20
de janeiro de 2015 | N° 18048
ARTIGOS
- J.J. CAMARGO*
O RISCO DE SER
CHARLIE
Quando
o cartunista dinamarquês ironizou o profeta Maomé há alguns anos, ficou
evidente que havia uma provocação com intenção de estabelecer limites de
tolerância. Por aquela brincadeirinha, muitas pessoas morreram e seu governo
ainda gasta fortunas para mantê-lo distante da sanha dos ofendidos.
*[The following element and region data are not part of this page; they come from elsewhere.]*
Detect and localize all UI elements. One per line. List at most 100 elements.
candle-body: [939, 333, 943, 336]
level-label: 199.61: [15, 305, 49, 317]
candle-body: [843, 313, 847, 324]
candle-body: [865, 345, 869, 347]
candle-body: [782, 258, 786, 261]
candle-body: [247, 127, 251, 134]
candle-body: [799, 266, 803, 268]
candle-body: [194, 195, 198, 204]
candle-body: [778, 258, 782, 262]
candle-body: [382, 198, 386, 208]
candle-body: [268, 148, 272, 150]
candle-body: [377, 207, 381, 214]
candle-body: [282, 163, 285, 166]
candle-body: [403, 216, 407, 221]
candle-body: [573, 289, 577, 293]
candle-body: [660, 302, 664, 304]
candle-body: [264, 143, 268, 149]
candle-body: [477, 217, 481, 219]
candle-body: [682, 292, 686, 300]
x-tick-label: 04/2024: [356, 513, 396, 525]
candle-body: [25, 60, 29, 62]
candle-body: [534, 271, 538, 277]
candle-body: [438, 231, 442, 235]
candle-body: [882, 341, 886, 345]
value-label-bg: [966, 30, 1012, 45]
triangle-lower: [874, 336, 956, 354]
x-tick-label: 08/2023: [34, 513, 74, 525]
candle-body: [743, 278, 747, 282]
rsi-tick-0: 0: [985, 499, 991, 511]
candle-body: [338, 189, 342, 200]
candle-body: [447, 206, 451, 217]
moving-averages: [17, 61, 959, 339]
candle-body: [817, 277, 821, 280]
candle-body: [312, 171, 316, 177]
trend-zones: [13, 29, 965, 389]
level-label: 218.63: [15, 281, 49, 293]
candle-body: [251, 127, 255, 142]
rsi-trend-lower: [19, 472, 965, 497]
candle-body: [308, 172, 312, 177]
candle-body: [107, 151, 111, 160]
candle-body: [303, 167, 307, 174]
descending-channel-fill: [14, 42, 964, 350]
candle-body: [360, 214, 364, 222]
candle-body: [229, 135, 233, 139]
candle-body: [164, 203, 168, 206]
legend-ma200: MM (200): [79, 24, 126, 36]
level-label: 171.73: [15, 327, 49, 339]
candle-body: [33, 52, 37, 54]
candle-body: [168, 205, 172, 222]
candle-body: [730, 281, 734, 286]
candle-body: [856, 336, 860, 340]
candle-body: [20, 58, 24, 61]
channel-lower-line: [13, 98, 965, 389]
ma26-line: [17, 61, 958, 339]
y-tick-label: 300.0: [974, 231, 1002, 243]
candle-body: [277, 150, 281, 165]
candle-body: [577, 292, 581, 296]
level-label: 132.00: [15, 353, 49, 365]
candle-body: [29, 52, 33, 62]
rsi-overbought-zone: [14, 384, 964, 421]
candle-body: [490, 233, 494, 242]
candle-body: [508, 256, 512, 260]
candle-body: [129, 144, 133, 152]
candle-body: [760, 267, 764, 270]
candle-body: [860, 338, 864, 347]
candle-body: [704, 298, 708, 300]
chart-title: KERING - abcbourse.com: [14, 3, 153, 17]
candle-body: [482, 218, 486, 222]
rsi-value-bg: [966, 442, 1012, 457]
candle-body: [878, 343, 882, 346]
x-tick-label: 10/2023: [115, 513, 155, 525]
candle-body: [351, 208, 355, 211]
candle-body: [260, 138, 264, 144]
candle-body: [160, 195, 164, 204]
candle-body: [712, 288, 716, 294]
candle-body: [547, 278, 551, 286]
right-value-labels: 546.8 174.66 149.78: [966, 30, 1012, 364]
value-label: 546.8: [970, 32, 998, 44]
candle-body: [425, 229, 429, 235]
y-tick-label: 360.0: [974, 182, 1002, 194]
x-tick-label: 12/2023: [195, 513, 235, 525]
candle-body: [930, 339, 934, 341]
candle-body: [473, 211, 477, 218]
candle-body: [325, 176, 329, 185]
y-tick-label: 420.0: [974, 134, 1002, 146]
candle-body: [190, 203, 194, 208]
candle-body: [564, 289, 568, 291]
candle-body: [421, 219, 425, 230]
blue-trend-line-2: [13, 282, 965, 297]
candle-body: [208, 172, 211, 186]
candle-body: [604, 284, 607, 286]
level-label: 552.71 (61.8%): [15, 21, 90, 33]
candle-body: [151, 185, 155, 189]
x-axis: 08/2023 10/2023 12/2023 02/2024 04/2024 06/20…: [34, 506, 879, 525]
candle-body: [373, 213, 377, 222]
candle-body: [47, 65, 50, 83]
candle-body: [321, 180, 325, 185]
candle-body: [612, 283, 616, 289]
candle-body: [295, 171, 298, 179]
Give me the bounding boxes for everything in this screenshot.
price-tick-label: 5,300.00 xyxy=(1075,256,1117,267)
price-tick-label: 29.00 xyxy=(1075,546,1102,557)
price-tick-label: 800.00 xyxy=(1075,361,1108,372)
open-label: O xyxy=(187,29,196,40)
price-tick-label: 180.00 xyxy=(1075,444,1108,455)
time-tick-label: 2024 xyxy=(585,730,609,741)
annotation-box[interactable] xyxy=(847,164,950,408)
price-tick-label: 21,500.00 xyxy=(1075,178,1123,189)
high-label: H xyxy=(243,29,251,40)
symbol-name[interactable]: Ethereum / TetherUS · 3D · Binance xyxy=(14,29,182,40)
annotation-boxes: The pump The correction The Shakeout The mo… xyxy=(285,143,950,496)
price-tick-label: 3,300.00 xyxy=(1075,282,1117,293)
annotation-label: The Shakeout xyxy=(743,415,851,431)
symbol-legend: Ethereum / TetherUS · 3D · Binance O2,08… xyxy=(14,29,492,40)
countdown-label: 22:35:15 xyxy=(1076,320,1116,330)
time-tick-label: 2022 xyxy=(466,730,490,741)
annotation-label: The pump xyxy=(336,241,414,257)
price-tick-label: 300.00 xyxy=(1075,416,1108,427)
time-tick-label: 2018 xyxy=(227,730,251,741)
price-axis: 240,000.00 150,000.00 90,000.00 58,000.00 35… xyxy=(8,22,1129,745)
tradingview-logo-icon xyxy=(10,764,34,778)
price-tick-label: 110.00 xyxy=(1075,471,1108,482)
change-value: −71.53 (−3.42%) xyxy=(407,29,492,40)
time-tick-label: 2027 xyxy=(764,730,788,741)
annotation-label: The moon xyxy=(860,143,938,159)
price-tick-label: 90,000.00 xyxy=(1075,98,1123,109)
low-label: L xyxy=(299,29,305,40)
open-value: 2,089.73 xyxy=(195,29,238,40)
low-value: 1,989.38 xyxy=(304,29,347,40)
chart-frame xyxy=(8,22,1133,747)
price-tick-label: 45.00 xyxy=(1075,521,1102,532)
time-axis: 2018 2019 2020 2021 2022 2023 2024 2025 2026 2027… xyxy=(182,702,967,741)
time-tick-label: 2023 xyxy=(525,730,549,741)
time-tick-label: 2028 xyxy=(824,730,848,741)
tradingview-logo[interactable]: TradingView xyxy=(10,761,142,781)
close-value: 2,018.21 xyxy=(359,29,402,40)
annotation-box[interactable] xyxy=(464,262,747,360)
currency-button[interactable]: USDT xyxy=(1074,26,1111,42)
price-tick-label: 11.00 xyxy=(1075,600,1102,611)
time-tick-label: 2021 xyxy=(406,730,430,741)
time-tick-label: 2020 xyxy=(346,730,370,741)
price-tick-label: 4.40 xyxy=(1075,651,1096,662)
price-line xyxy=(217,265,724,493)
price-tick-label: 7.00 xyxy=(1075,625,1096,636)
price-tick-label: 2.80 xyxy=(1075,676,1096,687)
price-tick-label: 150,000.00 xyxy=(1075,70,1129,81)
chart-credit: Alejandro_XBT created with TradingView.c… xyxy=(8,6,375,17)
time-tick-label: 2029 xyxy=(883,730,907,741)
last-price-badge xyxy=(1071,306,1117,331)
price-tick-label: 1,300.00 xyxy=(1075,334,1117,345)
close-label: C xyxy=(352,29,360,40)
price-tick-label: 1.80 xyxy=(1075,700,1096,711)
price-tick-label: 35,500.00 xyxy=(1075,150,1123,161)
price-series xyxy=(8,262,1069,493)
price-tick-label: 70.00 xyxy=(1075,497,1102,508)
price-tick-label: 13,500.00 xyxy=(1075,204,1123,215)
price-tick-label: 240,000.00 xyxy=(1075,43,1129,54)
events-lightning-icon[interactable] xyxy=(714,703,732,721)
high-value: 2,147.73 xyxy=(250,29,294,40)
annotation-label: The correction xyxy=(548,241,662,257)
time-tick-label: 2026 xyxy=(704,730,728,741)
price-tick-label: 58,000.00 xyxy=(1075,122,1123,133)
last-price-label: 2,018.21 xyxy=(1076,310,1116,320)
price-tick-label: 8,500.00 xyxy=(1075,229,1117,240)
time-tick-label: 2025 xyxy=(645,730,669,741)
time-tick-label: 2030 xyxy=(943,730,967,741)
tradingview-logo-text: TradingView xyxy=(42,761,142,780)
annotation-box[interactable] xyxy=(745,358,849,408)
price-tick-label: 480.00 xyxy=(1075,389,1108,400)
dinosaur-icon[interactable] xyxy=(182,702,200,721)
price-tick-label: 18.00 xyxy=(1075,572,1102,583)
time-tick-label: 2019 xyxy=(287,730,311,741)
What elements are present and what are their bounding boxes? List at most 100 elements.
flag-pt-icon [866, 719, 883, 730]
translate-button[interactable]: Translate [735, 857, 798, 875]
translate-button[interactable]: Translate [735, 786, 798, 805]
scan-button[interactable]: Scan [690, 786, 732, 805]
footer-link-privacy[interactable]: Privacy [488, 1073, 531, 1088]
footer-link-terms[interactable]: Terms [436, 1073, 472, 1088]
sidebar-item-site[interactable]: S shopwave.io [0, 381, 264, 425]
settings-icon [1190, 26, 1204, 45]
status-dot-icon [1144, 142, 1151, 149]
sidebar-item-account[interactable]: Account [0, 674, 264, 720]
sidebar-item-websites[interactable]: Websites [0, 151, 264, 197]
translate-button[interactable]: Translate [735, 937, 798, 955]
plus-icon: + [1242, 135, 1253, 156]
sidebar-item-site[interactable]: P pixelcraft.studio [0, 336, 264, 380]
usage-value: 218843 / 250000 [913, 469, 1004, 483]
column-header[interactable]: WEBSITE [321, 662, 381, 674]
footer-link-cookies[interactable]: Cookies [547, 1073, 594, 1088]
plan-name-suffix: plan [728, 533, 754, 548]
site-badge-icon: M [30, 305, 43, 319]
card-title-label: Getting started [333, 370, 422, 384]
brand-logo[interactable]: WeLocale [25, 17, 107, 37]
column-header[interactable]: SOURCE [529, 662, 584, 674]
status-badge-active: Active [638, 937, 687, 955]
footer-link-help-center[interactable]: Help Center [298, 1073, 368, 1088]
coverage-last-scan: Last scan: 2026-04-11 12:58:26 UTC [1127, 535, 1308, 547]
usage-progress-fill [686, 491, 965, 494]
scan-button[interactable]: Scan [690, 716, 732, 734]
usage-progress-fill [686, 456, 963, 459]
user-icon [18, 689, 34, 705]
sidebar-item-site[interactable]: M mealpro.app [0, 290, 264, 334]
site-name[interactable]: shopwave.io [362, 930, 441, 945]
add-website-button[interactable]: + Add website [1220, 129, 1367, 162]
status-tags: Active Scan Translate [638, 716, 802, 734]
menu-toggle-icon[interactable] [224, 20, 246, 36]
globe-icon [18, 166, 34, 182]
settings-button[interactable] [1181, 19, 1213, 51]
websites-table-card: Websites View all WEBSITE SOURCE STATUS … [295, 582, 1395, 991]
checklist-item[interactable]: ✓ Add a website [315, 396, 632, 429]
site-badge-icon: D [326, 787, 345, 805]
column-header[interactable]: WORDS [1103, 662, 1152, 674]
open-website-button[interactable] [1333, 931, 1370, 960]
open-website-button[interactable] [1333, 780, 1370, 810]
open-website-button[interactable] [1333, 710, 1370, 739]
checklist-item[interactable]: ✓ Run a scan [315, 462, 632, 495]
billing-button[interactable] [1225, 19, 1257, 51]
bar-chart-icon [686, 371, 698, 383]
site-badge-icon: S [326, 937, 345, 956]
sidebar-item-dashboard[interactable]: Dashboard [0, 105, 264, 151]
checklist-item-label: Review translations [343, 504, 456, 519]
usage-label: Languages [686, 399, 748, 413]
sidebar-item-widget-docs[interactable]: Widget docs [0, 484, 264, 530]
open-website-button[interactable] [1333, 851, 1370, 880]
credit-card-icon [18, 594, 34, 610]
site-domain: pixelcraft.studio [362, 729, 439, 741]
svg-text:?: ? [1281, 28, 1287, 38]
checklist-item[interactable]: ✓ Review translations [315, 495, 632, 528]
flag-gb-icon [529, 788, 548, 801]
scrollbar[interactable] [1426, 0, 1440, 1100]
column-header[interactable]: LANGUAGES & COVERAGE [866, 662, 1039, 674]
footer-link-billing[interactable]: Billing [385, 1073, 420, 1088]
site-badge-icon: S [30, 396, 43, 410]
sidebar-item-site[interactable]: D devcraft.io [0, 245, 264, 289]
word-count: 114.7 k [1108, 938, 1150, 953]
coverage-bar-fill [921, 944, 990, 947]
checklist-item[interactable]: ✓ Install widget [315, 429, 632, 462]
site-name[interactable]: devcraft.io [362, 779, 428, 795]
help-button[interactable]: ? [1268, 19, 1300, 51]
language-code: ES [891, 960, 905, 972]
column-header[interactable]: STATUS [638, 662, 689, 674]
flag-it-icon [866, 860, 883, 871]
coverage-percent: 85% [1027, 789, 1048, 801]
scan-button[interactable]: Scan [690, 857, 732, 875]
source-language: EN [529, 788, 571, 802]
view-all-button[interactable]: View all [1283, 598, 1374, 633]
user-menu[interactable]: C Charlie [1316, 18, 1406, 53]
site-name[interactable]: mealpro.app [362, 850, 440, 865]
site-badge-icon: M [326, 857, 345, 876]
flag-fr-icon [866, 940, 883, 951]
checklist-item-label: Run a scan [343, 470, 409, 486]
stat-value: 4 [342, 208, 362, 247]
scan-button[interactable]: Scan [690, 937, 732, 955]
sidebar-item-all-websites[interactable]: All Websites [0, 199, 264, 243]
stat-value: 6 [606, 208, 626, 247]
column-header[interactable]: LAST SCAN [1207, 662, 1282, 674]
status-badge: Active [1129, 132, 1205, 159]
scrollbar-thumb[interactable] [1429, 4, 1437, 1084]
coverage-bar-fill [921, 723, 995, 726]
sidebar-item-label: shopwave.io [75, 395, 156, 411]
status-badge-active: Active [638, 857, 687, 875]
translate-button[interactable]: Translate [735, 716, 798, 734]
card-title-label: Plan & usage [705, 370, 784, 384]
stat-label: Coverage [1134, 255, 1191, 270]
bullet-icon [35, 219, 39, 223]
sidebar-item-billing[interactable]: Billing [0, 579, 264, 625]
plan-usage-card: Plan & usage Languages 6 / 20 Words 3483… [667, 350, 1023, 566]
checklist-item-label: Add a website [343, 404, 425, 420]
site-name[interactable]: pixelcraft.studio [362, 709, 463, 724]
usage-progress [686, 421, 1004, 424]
A lição que
se esperava aprendida: os muçulmanos não respondem a ofensas com versos.
É
provável que aos destemidos esse sinal amarelo tenha acrescentado estímulo à
continuidade, porque agora havia um risco a enriquecer o desafio. Mas o direito
à liberdade de expressão não podia ter ignorado a advertência, podia, sim,
admitir que este era um risco calculado, um tipo de energia que tem incontáveis
adeptos, seja em práticas euforizantes como o alpinismo ou degradantes como o
tráfico de drogas.
De
uma civilização que amputa a mão ladra não se pode esperar a mesma benevolência
dos que concedem liberdade condicional ao político corrupto acusado de desviar
a verba da merenda escolar.
É um
exagero de otimismo imaginar que a caricatura do seu líder religioso sentado no
vaso ou com a genitália exposta possa divertir uma sociedade que apedreja
adúlteras. Então, tudo se pode dizer da chacina que abalou a França e chocou o
mundo ocidental, menos que ela tenha sido imprevista.
Da
mesma maneira, o traficante que preferiu abandonar a tranquilidade da porta das
escolas brasileiras, onde tudo é permitido sem risco maior do que prisões
fugazes, e buscar o tráfico na Indonésia onde a perspectiva de lucro é muito
maior, mesmo sabendo que lá a pena de morte é uma promessa sempre cumprida. Mas
de novo o desafio do risco calculado e provocador.
Fiquei
pensando na dor da pobre mãe apelando aos sentimentos humanitários de seus
governantes, que, se chegaram a contatar com Jacarta, o fizeram
constrangidamente porque a causa não era das mais nobres. E me condoí com a
inutilidade do seu amor desperdiçado.
Porque
a chance de sucesso daquele apelo era tão improvável quanto a de recuperar um
traficante de 53 anos, ainda que se saiba que os pais nunca desistem de
transformar os filhos em criaturas melhores do que, de fato, jamais serão.